Quel avenir pour la mobilité après le coronavirus ?

La crise sanitaire et économique a touché tous les secteurs et tous les aspects. Parmi eux, la mobilité, que ce soit celle des particuliers ou celles des entreprises.

La mobilité évolue tous les jours. Elle a encore connu un coup d’accélérateur avec la crise du coronavirus. De nombreuses personnes ont été confinées et le télétravail a été généralisé dans de nombreuses parties du monde.

La crise du coronavirus a changé les préoccupations de transport

On ne se déplace plus désormais de la même façon. Et les préoccupations ne sont plus les mêmes non plus. Selon un rapport du BCG Consulting, ce sont la distanciation physique et la propreté du véhicule qui sont les plus importants pour respectivement 41 et 39% des répondants quand ils doivent choisir un mode de transport. Il y aura aussi la mobilité pré- et post-Covid, les répondants étant par exemple plus enclins à choisir la marche, leur propre vélo ou scooter, ou leur voiture qu’avant la crise.
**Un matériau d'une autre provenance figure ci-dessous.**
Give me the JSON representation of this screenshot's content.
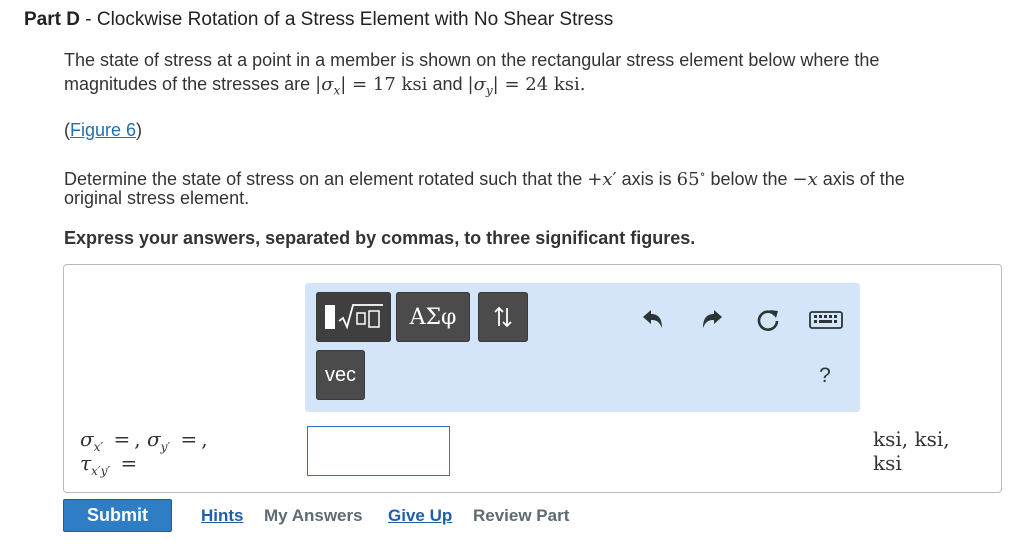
{
  "part": {
    "label": "Part D",
    "separator": " - ",
    "title": "Clockwise Rotation of a Stress Element with No Shear Stress"
  },
  "problem": {
    "intro_1": "The state of stress at a point in a member is shown on the rectangular stress element below where the",
    "intro_2a": "magnitudes of the stresses are ",
    "intro_2b": " and ",
    "sigma_x_value": "= 17 ksi",
    "sigma_y_value": "= 24 ksi.",
    "figure_link": "Figure 6",
    "task_1a": "Determine the state of stress on an element rotated such that the ",
    "task_1b": " axis is ",
    "task_angle": "65",
    "task_1c": " below the ",
    "task_1d": " axis of the",
    "task_2": "original stress element.",
    "instruction": "Express your answers, separated by commas, to three significant figures."
  },
  "toolbar": {
    "greek_label": "ΑΣφ",
    "vec_label": "vec",
    "help_label": "?"
  },
  "answer": {
    "input_value": "",
    "units_line1": "ksi, ksi,",
    "units_line2": "ksi"
  },
  "actions": {
    "submit": "Submit",
    "hints": "Hints",
    "my_answers": "My Answers",
    "give_up": "Give Up",
    "review_part": "Review Part"
  },
  "colors": {
    "toolbar_bg": "#d4e5f9",
    "button_dark": "#4b4b4b",
    "submit_blue": "#2f7dc4",
    "link_blue": "#1f6fb2"
  }
}
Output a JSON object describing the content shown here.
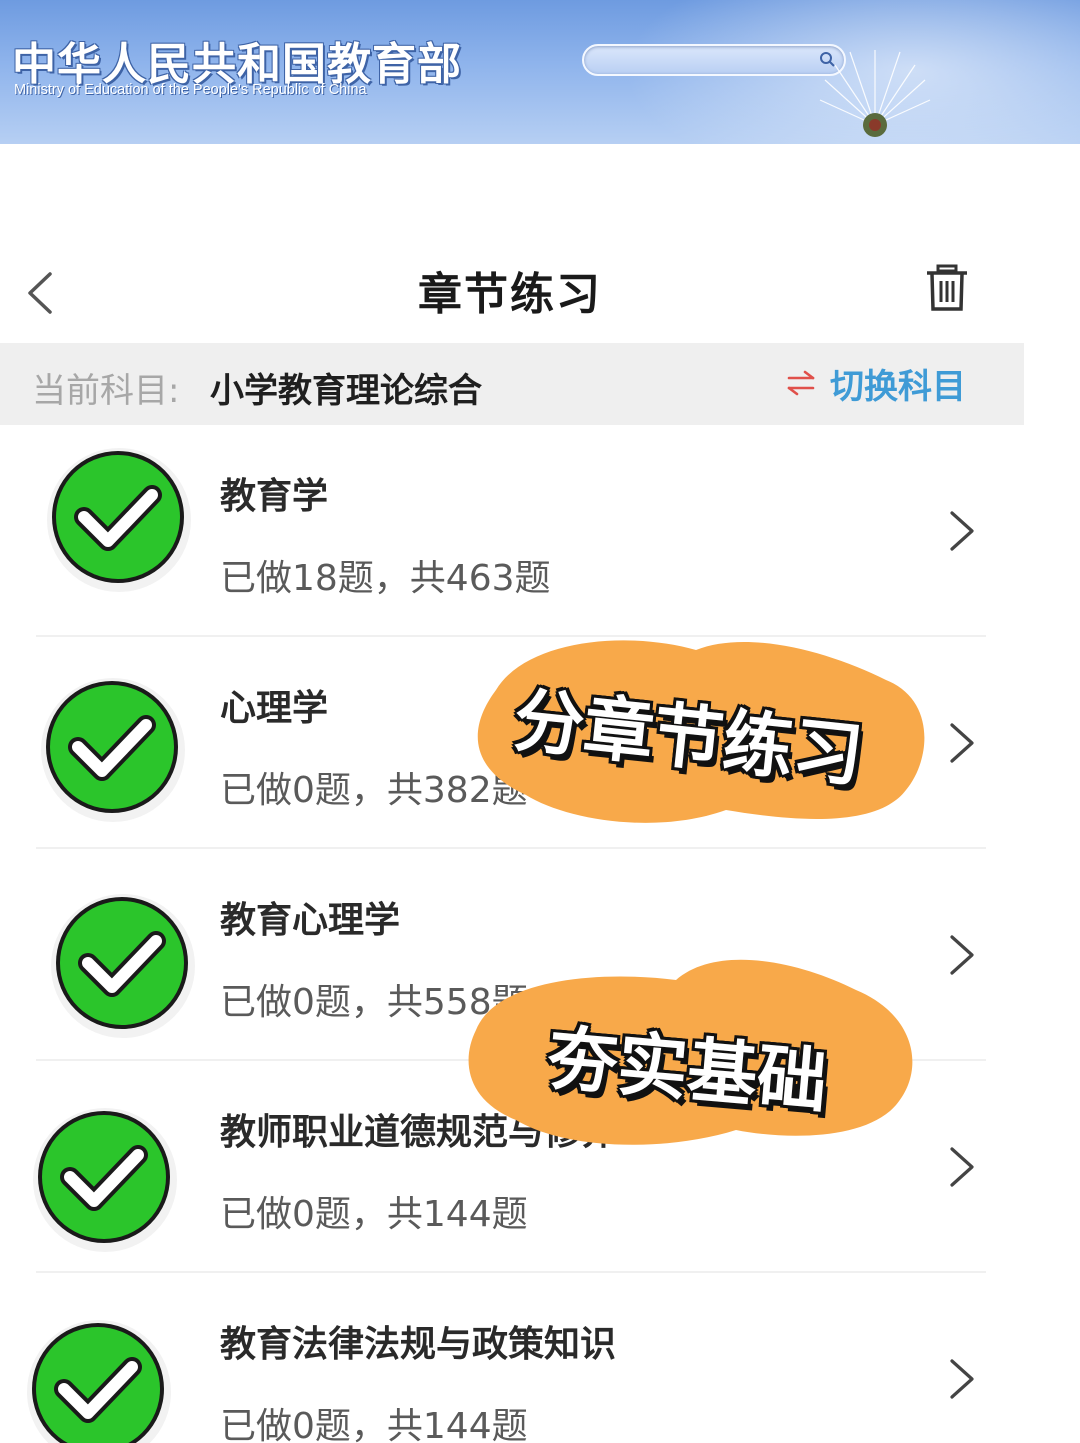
{
  "banner": {
    "title": "中华人民共和国教育部",
    "subtitle": "Ministry of Education of the People's Republic of China"
  },
  "header": {
    "title": "章节练习",
    "back_icon": "chevron-left-icon",
    "trash_icon": "trash-icon"
  },
  "subject": {
    "label": "当前科目:",
    "value": "小学教育理论综合",
    "switch_label": "切换科目",
    "switch_icon": "swap-arrows-icon"
  },
  "chapters": [
    {
      "title": "教育学",
      "progress": "已做18题，共463题"
    },
    {
      "title": "心理学",
      "progress": "已做0题，共382题"
    },
    {
      "title": "教育心理学",
      "progress": "已做0题，共558题"
    },
    {
      "title": "教师职业道德规范与修养",
      "progress": "已做0题，共144题"
    },
    {
      "title": "教育法律法规与政策知识",
      "progress": "已做0题，共144题"
    }
  ],
  "stickers": {
    "first": "分章节练习",
    "second": "夯实基础"
  },
  "colors": {
    "banner": "#7ea6e8",
    "accent_blue": "#3f9bd6",
    "accent_red": "#e0504a",
    "check_green": "#2bc52b",
    "sticker_orange": "#f8a94a"
  }
}
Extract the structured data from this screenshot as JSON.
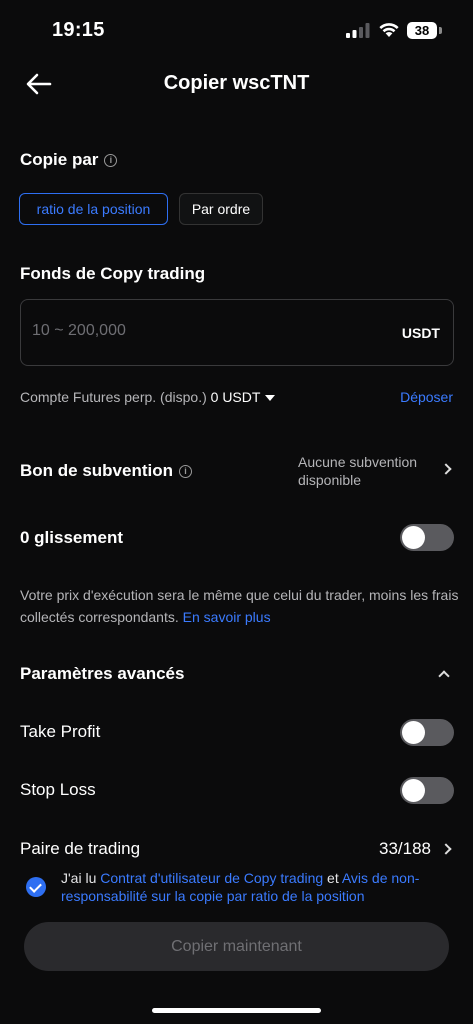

Une mobilité durable et alternative dans les prochaines années

La mobilité n’a pas forcément attendu la crise du coronavirus pour évoluer. La part des véhicules plus respectueux de l’environnement continuera d’augmenter, toujours selon le même rapport. D’ici à 2035, la part des voitures électriques représentera plus de 35% des parts de nouveaux véhicules, devenant la motorisation dominante dans le monde. La part des voitures autonomes prendra également plus d’ampleur avec 10% de véhicules de niveau 4 (pouvant par exemple se déplacer sans conducteur), et 65% de niveau 2 ou supérieur.

Une mobilité sur mesure pour les travailleurs, dès maintenant

L’avenir de la mobilité, il se joue aussi dès aujourd’hui, notamment pour les entreprises et les indépendants. Le besoin de modes de déplacements alternatifs ne concerne pas seulement les particuliers mais aussi les travailleurs. Il n’y a plus un seul moyen de transport pour toutes les situations mais un éventail de moyens selon le besoin à l’instant T. Voitures électriques, véhicules hybrides, vélos électriques, abonnement transports en commun, partage de voitures, leasing…  ces moyens peuvent prendre différentes formes et être combinées dans une carte de mobilité par exemple. Des avantages pour les collaborateurs et dirigeants d’une entreprise mais aussi pour la société elle-même grâce à une réduction des coûts, une optimisation et une gestion de la flotte de véhicules.